Gazeteci İpek Durkal’la bu kitap için yola çıkarken aklınızda nasıl bir şey yapmak vardı?
- İki kadının hayat hakkında konuşmaları... Bu bizim aramızda çok yaptığımız bir şey. İpek gazeteci olmasının yanında benim çok yakın dostum. O soruyor, ben de bunca yıllık tecrübelerimden yola çıkarak arkadaşlık, ikili ilişkiler, kadınların kendilerini çaresiz hissettiği durumlar, kararsızlıklar gibi pek çok konuda fikirlerimi aktarıyor, kendimce bulduğum çıkış yollarını gösteriyorum. En önemlisi, her durumdan mutsuzluk çıkaran insanlara mutluluğun ne kadar kıymetli olduğunu göstermeyi hedefliyorum. Bu kitabı bir hayat kılavuzu gibi düşünün.
◊ Size, “Hayatın boyunca hep mutlu muydun” diye soruyor Durkal. Siz de, “Ben hayatla geçinmeyi seçtim” diye yanıtlıyorsunuz. Böyle mi geliyor mutluluk?

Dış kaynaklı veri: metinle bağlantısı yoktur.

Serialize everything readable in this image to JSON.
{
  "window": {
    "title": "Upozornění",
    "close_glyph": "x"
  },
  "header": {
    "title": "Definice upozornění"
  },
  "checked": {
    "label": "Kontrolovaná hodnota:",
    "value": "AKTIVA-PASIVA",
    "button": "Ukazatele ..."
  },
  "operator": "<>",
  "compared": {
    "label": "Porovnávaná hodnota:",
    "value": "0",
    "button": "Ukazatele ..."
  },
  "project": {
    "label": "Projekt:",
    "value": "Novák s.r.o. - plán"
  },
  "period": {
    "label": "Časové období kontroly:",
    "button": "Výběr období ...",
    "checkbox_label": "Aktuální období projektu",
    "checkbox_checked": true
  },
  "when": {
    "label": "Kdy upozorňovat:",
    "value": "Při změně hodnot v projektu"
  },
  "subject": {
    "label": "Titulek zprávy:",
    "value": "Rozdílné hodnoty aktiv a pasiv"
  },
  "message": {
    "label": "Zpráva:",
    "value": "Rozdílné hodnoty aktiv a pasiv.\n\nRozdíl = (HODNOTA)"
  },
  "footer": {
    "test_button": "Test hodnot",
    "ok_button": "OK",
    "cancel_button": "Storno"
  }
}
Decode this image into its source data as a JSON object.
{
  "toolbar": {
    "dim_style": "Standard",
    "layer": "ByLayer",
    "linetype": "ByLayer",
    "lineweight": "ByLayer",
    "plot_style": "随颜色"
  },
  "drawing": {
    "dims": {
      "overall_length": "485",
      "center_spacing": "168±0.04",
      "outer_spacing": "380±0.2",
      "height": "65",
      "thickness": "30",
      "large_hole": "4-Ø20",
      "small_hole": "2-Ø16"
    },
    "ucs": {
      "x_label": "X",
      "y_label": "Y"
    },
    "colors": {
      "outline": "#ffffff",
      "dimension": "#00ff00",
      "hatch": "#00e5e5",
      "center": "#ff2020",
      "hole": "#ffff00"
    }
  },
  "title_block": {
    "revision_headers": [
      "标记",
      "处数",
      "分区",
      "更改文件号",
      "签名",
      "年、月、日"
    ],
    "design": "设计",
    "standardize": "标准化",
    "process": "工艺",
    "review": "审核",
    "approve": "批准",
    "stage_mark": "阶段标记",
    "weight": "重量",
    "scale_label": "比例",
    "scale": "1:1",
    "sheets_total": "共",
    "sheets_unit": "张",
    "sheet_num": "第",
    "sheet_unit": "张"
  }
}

- Tamamen böyle geliyor; niyetle. Bana nasıl bu kadar pozitif ve enerjik olduğumu soruyorlar. Bunun bir formülü yok ama bir yolu var. O yol da insanın kendini tanımasıyla, neyi isteyip neyi istemediğini bilmesiyle başlıyor. Sonra, kendine değer vermek gerekiyor. Mutluluğa gönüllü müsün kardeşim? Ben gönüllüyüm. Bakarım bardak boşaldı mı, hemen yeniden doldurmanın bir hal çaresini ararım.

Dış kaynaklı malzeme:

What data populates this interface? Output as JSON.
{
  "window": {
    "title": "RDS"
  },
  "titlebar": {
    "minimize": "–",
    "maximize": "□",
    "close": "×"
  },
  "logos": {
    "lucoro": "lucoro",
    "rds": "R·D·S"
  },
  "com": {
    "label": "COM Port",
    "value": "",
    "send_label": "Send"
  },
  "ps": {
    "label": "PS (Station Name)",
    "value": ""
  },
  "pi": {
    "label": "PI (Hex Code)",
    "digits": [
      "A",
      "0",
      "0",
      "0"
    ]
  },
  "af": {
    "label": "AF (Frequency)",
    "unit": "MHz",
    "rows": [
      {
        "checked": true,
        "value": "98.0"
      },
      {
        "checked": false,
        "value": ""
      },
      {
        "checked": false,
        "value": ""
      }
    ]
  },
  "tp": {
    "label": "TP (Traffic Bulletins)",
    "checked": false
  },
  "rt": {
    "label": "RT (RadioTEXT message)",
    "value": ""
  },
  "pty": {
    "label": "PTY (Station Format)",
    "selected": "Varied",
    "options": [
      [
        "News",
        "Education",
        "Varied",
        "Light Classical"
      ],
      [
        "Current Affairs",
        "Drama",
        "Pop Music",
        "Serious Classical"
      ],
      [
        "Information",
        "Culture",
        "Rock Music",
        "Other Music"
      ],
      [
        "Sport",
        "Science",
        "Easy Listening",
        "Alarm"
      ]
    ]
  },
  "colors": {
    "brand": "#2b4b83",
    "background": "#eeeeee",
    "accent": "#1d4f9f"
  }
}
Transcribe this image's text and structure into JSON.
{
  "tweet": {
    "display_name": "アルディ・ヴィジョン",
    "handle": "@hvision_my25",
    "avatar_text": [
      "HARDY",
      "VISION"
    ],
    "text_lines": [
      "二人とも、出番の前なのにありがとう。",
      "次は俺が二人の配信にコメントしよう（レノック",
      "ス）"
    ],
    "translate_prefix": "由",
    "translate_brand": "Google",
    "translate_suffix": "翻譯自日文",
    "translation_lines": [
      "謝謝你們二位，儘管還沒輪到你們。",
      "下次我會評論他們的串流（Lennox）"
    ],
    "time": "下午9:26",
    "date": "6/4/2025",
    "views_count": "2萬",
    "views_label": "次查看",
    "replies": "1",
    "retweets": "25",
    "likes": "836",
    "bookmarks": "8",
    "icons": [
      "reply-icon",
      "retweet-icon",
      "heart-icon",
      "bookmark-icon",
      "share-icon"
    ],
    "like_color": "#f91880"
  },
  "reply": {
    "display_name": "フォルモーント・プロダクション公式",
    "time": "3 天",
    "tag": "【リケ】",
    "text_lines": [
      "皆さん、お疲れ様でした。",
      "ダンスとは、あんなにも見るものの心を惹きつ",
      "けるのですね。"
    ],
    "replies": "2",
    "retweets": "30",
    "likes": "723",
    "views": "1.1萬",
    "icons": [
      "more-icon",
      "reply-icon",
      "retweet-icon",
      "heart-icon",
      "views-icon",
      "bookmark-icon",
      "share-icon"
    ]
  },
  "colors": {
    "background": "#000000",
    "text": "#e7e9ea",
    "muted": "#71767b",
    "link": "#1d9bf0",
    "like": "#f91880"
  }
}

En çok 40’lı yaşlarımı sevdim◊ Hayatla geçinmeye karar verince bu yolda ne gibi zorluklar bekliyor kişiyi? - Hiçbir zorluk beklemiyor, tam aksine zorlukların altından kalkmak çok daha kolaylaşıyor. Evet, ben neşeli, enerjik, pozitif biriyim ama sevgi pıtırcığı olarak dolaşmıyorum. Hayatın da gerçeklerinin de farkındayım. Ama mutluluğu seviyorum, mutsuzluğu sevmiyorum, bu kadar net. Onun için de hayatla kardeş kardeş geçinip gidiyoruz. Bakın kitapta da anlattım, benim de çok ağır olaylar ve şartlarla yüz yüze geldiğim zamanlar oldu ama ben oralardan beslemedim kendimi. Hep bir çıkış yolu aradım ve buldum, işte bunları anlatıyorum.
◊ Kitabın sonunda, ‘20 Soruda 40 Yıl’ bölümünde 20 yaşınızdan başlayarak 30, 40 ve 50 yaşlarınızda farklı konularda ne hissettiğinizi, hayatı nasıl gördüğünüzü yanıtlıyorsunuz. Hangi yaşları daha çok sevdiniz?- Ben bugünkü yaşımı da çok seviyorum çünkü yaşlarını mutlulukla alırsan yıllar sadece birer sayı oluyor hayatında. Ama illaki seç derseniz en çok 40’lı yaşlarımı sevdim. İşimde de aşkımda da en tepeye çıktığım, kendimi en iyi tanıdığım, anladığım ve hayatla geçinmeye karar verdiğim yaşlarımdı.
◊ Kitapta yer alan bir gençlik fotoğrafınız var, konservatuvarı kazandığınızda çekilmiş. ‘Var olmamın fotoğrafı’ diye adlandırıyorsunuz... Okurlarınıza bununla ilgili ne söylemek istersiniz? - Etrafınızdaki tüm olumsuzluklara, seni asla yapamayacağına inandıranlara ya da sana engel olmak isteyenlere rağmen sen eğer kim olduğunu, ne istediğini biliyorsan, kendine saygın varsa, kendini seviyorsan, kendine güveniyorsan, hayattan zevk almak için bir şeylerin olmasını beklemiyorsan, hayatta herkese ve her şeye karşı dik durabiliyorsan, farkındalığı olan biriysen, sen zaten kendi adına var olmanın fotoğrafını çekmişsin demektir.
Bu fotoğraf benim için çok önemli. Tıpkı Büyükada gibi... Büyükada’daki evimizden vapura binerek kendi küçük dünyamdan uçsuz bucaksız bir hayata açıldım. Bu fotoğraf, konservatuvara kabul edildiğimde çekildi. Mutluluğumun, başarımın, cesaretimin, özgürlüğümün, var olmamın fotoğrafı.